HASARDDepuis sa sortie, « LE HASARD ET LA VIOLENCE » se traîne une réputation de navet intersidéral. Aussi, au vu du générique, le cinéphile curieux (et audacieux) serait-il tenté de revoir l’objet sans œillères, ne serait-ce que pour le couple Yves Montand-Katharine Ross, et – pourquoi pas – de le réhabiliter.

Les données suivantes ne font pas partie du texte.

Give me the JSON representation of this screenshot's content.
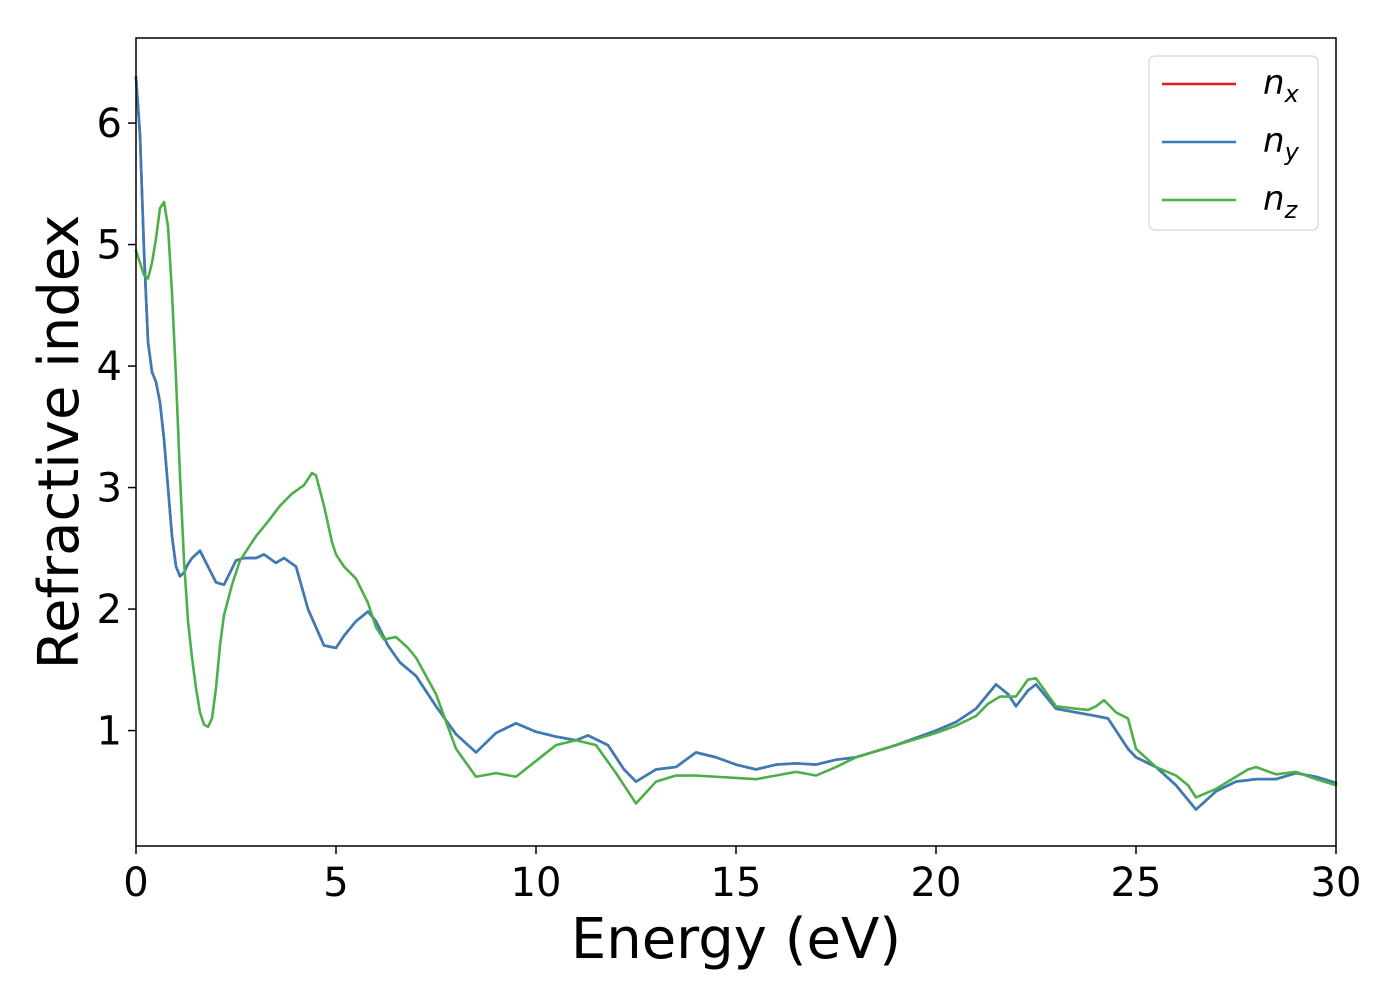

Hélas, le film de Philippe Labro n’a pas usurpé sa « notoriété » et c’est avec une consternation croissante qu’on suit pendant 79 petites mais très longues minutes ce « film d’auteur » à des lieux du cinéma « à l’Américaine » généralement revendiqué par l’auteur. Montand, criminologue réputé, débarque à Nice pour écrire un essai sur la violence. Il se fait amocher dans des WC par un karatéka onaniste (sic !) et rencontre une doctoresse du coin qui ressemble à l’égérie de Butch Cassidy et du Sundance Kid. Ensuite, cela devient de plus en plus abscons : on apprend que ce bon Yves fut jadis emprisonné injustement, il aide un prisonnier à s’évader et se refait bastonner sur une plage de galets, au cours d’une bagarre tellement mal filmée qu’elle en devient hilarante. Aucun coup ne porte ! Tout ceci agrémenté d’un montage « à effet » antédiluvien, d’une BO insupportable et de seconds rôles italiens mal doublés tous plus atroces les uns que les autres. Ce film est donc un authentique cas d’école. Montand avec son unique expression crispée et mal à l’aise, semble se demander pourquoi il a accepté un tel scénario. Il s’est sûrement consolé à tenir dans ses bras la sublime Katharine, totalement incongrue en médecin niçoise, avec l’accent américain et sœur d’un musicien qui lui, n’a aucun accent. Why not, après tout ? On n’en est plus à ça près. Le journaliste et écrivain Labro a réalisé sept longs-métrages tous très discutables, mais celui-ci est très certainement le plus indéfendable. À moins d’être amoureux de Katharine Ross, ça va sans dire… Mais il faut être très TRÈS amoureux !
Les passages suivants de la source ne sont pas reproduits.